Kopeikin Gallery is pleased to announce our third exhibition with photographer Steve Fitch titled Vanishing Vernacular coinciding with the publication of his book of the same title published by George F. Thompson. The exhibition will open on Saturday, July 14th with a reception for the artist and book signing from 6:00 – 8:00 pm and continuing through August 25th.
Steve Fitch is among America’s most well-known chroniclers of the American West and has been photographing its changing vernacular landscape and vanishing roadside landmarks for more than 40 years. In his new book, Vanishing Vernacular, Fitch displays both the ancient and the modern by way of roadside signage, drive-in movie theater screens and radio towers, most of which are now endangered due to the advent of the Interstate Highway System and corporate franchises.
“To me, neon really figured in the migration movement on Route 66. The farther you go out West, the more neon you’d see, especially as a presence on motels. You can see towns like Tucumcari, New Mexico, coming from 20 miles away.”
A contemporary of Richard Misrach and Roger Minick, Fitch graduated with both from the University of California at Berkeley in 1971 where he began a project photographing the vernacular roadside of the American highway. The series received two National Endowment for the Arts Fellowships in 1973 and the second in 1975 and the photographs were published in the monograph, “Diesels and Dinosaurs,” in 1976.
In 1981, as a member of the "Marks and Measures" project, he began photographing prehistoric Native American pictograph and petroglyph sites in the American west. This project was published in a monograph, Marks in Place: Contemporary Responses to Rock Art, by the University of New Mexico Press in 1988.

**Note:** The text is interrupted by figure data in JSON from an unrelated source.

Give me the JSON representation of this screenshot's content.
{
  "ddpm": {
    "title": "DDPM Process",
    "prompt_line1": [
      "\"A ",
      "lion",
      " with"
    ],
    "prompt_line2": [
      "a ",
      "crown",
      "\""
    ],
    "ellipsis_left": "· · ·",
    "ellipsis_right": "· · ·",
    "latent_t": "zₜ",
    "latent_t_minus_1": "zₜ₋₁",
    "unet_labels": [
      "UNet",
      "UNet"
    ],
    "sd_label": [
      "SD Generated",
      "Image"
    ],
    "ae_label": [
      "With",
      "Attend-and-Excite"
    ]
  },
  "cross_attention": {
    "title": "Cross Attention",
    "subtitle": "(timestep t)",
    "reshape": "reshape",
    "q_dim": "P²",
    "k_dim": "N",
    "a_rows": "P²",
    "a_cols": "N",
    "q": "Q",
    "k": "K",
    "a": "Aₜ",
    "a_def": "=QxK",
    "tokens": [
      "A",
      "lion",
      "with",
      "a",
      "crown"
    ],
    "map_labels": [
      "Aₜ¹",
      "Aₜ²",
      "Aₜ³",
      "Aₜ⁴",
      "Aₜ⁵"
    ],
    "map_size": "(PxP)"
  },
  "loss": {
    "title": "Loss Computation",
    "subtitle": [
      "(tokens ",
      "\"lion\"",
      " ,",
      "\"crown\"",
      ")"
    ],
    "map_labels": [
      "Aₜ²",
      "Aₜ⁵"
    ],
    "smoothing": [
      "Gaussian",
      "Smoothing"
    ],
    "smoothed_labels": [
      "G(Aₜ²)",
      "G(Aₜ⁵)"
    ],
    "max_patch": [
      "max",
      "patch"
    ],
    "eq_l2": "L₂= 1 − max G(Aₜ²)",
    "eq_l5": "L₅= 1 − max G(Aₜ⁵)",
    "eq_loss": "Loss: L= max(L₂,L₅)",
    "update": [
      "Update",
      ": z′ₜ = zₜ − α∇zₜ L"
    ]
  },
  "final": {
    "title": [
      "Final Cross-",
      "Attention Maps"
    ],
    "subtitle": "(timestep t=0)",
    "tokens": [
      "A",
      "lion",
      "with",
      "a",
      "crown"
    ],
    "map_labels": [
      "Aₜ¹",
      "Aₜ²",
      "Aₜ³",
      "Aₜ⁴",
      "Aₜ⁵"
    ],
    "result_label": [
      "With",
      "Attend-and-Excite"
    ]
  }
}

Fitch returned to New Mexico in 1991 and began photographing the ongoing abandonment of the high Great Plains. He received the Eliot Porter Fellowship from the New Mexico Council for Photography in 1999 and in 2003 a book of these photographs entitled Gone: Photographs of Abandonment on the High Plains was published by the University of New Mexico Press along with a traveling exhibition. The entire exhibition of forty photographs was purchased by the Smithsonian American Art Museum in Washington, D.C. In addition, Steve Fitch recently sold 83 photographs to the Beinecke Library at Yale University, many of which are in this show.